My first action item was finishing the creation of baseline feature function(s). In a previous meeting, Prof. Medero suggested creating two feature functions: one feature function that penalizes for the number of characters of each word, and another feature function that penalizes for the length of the current hypothesis. I have implemented these feature functions since then, in this Github commit. Depending on whether the weight I give to these feature functions, the output changes (which is good!).
Recall from last week this sample input sentence.
the first and broadest sense of art is the one that has remained closest to the older latin meaning , which roughly translates to " skill " or " craft , " and also from an indo-european root meaning " arrangement " or " to arrange " .
Ideally, I want this simplified output:
the first and broadest sense of " art " means " arrangement " or " to arrange . "
And without the feature functions (i.e., just the translations/ language model), Moses gives me:
the first and broader sense of art is the one that has remained closer to the older latin meaning , which roughly translates|UNK|UNK|UNK " to skill|UNK|UNK|UNK or " craft , and also from an indo-european root meaning " arrangement " or " to arrange|UNK|UNK|UNK " . " " to roughly|UNK|UNK|UNK
where the differences between the input are in red, missing words are italicized, and extraneous words are bolded. Besides the change to broader/ closer, not much has changed. It’s still the same length, and no words have been simplified. Introducing the feature functions with an equal weight as the translation/ language model changes the output. I instead get:
the first and broader sense of art is the one that has remained closer to the older latin meaning , which roughly translates to skill|UNK|UNK|UNK or craft ; and also from an indo-european root " or " to arrange|UNK|UNK|UNK " . meaning " arrangement or to arrange " " " " roughly|UNK|UNK|UNK latin meaning which translates|UNK|UNK|UNK indo-european
Clearly the feature functions have an effect, here. If we place significantly more weight on the feature functions (e.g,. feature functions are weighted 100 times more than other features), we can get completely nonsensical output such as this:
, , . to or an or to to the of art is the one and the has and also from root that older latin which skill|UNK|UNK|UNK craft first widest sense " " " " " " " " arrange|UNK|UNK|UNK meaning roughly|UNK|UNK|UNK meaning closest remained translates|UNK|UNK|UNK indo-european arrangement
which I did not bother differentiating from the input because they’re simply too different. Notice the preference for short words, especially in the beginning.

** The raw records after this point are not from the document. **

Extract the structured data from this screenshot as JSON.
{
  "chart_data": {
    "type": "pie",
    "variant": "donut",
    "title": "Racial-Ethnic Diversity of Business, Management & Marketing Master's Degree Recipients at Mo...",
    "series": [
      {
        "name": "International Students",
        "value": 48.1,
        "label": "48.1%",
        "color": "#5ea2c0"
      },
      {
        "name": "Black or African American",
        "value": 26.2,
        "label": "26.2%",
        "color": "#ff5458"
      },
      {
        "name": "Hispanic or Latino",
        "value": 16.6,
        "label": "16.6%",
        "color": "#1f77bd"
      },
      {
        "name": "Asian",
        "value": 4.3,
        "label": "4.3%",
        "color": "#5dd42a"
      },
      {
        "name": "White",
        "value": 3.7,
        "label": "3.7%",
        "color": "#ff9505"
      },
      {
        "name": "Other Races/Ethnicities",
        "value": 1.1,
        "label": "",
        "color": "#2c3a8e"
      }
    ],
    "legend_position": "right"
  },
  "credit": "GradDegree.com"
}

One could easily see that there is an element of tweaking with the weights that needs to be done here. This is especially something that could matter when I have a more meaningful feature function; maybe I can use the weights as a way to tell Moses how simple I want a translation to be? This is something that I definitely want to take on in the future, after I create more meaningful feature functions. This is a major task of mine for the rest of the semester (which ends in mid-December).

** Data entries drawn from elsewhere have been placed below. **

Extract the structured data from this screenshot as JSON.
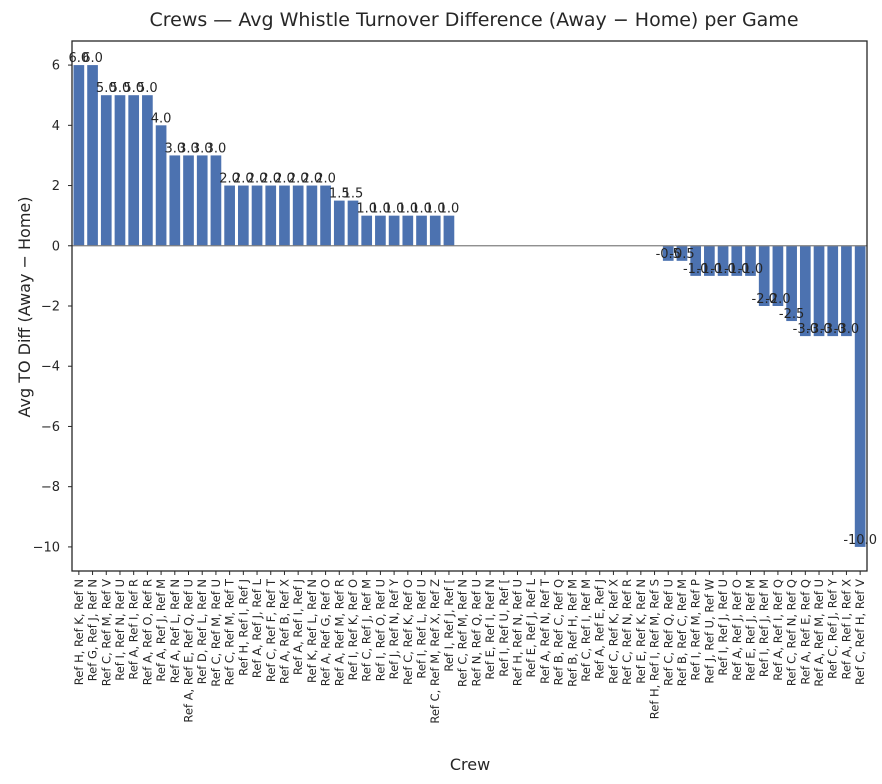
{
  "chart_data": {
    "type": "bar",
    "title": "Crews — Avg Whistle Turnover Difference (Away − Home) per Game",
    "xlabel": "Crew",
    "ylabel": "Avg TO Diff (Away − Home)",
    "ylim": [
      -10.8,
      6.8
    ],
    "yticks": [
      6,
      4,
      2,
      0,
      -2,
      -4,
      -6,
      -8,
      -10
    ],
    "grid": false,
    "legend": "none",
    "reference_line": 0,
    "colors": {
      "bar": "#4c72b0",
      "zero_line": "#808080",
      "frame": "#262626"
    },
    "categories": [
      "Ref H, Ref K, Ref N",
      "Ref G, Ref J, Ref N",
      "Ref C, Ref M, Ref V",
      "Ref I, Ref N, Ref U",
      "Ref A, Ref I, Ref R",
      "Ref A, Ref O, Ref R",
      "Ref A, Ref J, Ref M",
      "Ref A, Ref L, Ref N",
      "Ref A, Ref E, Ref Q, Ref U",
      "Ref D, Ref L, Ref N",
      "Ref C, Ref M, Ref U",
      "Ref C, Ref M, Ref T",
      "Ref H, Ref I, Ref J",
      "Ref A, Ref J, Ref L",
      "Ref C, Ref F, Ref T",
      "Ref A, Ref B, Ref X",
      "Ref A, Ref I, Ref J",
      "Ref K, Ref L, Ref N",
      "Ref A, Ref G, Ref O",
      "Ref A, Ref M, Ref R",
      "Ref I, Ref K, Ref O",
      "Ref C, Ref J, Ref M",
      "Ref I, Ref O, Ref U",
      "Ref J, Ref N, Ref Y",
      "Ref C, Ref K, Ref O",
      "Ref I, Ref L, Ref U",
      "Ref C, Ref M, Ref X, Ref Z",
      "Ref I, Ref J, Ref [",
      "Ref C, Ref M, Ref N",
      "Ref N, Ref Q, Ref U",
      "Ref E, Ref I, Ref N",
      "Ref I, Ref U, Ref [",
      "Ref H, Ref N, Ref U",
      "Ref E, Ref J, Ref L",
      "Ref A, Ref N, Ref T",
      "Ref B, Ref C, Ref Q",
      "Ref B, Ref H, Ref M",
      "Ref C, Ref I, Ref M",
      "Ref A, Ref E, Ref J",
      "Ref C, Ref K, Ref X",
      "Ref C, Ref N, Ref R",
      "Ref E, Ref K, Ref N",
      "Ref H, Ref I, Ref M, Ref S",
      "Ref C, Ref Q, Ref U",
      "Ref B, Ref C, Ref M",
      "Ref I, Ref M, Ref P",
      "Ref J, Ref U, Ref W",
      "Ref I, Ref J, Ref U",
      "Ref A, Ref J, Ref O",
      "Ref E, Ref J, Ref M",
      "Ref I, Ref J, Ref M",
      "Ref A, Ref I, Ref Q",
      "Ref C, Ref N, Ref Q",
      "Ref A, Ref E, Ref Q",
      "Ref A, Ref M, Ref U",
      "Ref C, Ref J, Ref Y",
      "Ref A, Ref I, Ref X",
      "Ref C, Ref H, Ref V"
    ],
    "values": [
      6.0,
      6.0,
      5.0,
      5.0,
      5.0,
      5.0,
      4.0,
      3.0,
      3.0,
      3.0,
      3.0,
      2.0,
      2.0,
      2.0,
      2.0,
      2.0,
      2.0,
      2.0,
      2.0,
      1.5,
      1.5,
      1.0,
      1.0,
      1.0,
      1.0,
      1.0,
      1.0,
      1.0,
      0.0,
      0.0,
      0.0,
      0.0,
      0.0,
      0.0,
      0.0,
      0.0,
      0.0,
      0.0,
      0.0,
      0.0,
      0.0,
      0.0,
      0.0,
      -0.5,
      -0.5,
      -1.0,
      -1.0,
      -1.0,
      -1.0,
      -1.0,
      -2.0,
      -2.0,
      -2.5,
      -3.0,
      -3.0,
      -3.0,
      -3.0,
      -10.0
    ],
    "data_labels": [
      "6.0",
      "6.0",
      "5.0",
      "5.0",
      "5.0",
      "5.0",
      "4.0",
      "3.0",
      "3.0",
      "3.0",
      "3.0",
      "2.0",
      "2.0",
      "2.0",
      "2.0",
      "2.0",
      "2.0",
      "2.0",
      "2.0",
      "1.5",
      "1.5",
      "1.0",
      "1.0",
      "1.0",
      "1.0",
      "1.0",
      "1.0",
      "1.0",
      "",
      "",
      "",
      "",
      "",
      "",
      "",
      "",
      "",
      "",
      "",
      "",
      "",
      "",
      "",
      "-0.5",
      "-0.5",
      "-1.0",
      "-1.0",
      "-1.0",
      "-1.0",
      "-1.0",
      "-2.0",
      "-2.0",
      "-2.5",
      "-3.0",
      "-3.0",
      "-3.0",
      "-3.0",
      "-10.0"
    ]
  }
}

The next task that I took on this past week was expanding the Moses translations phrase table. I may have mentioned previously that I am using the XS (eXtra-Small) PPDB datasets of: Lexical Paraphrases, Lexical Identities, Phrasal Paraphrases, and Phrasal Identities. I decided now that I am at a point where I want to expand the phrase table. So, I downloaded the equivalent PPDB datasets, but of size L (Large) instead. Even though preprocessing and Moses phrase table loading took much longer than it did with the XS size, I hope that I will get enough gains in performance to justify switching datasets. In the future I expect to look at some Moses phrase table loading optimizations, to speed it up as much as I can.
Lastly I was tasked with, but did not get to, investigating creating a new language model using SRILM. For that, I would need a corpus to build the model with, and I currently do not have one yet. So I will put that on the back-burner.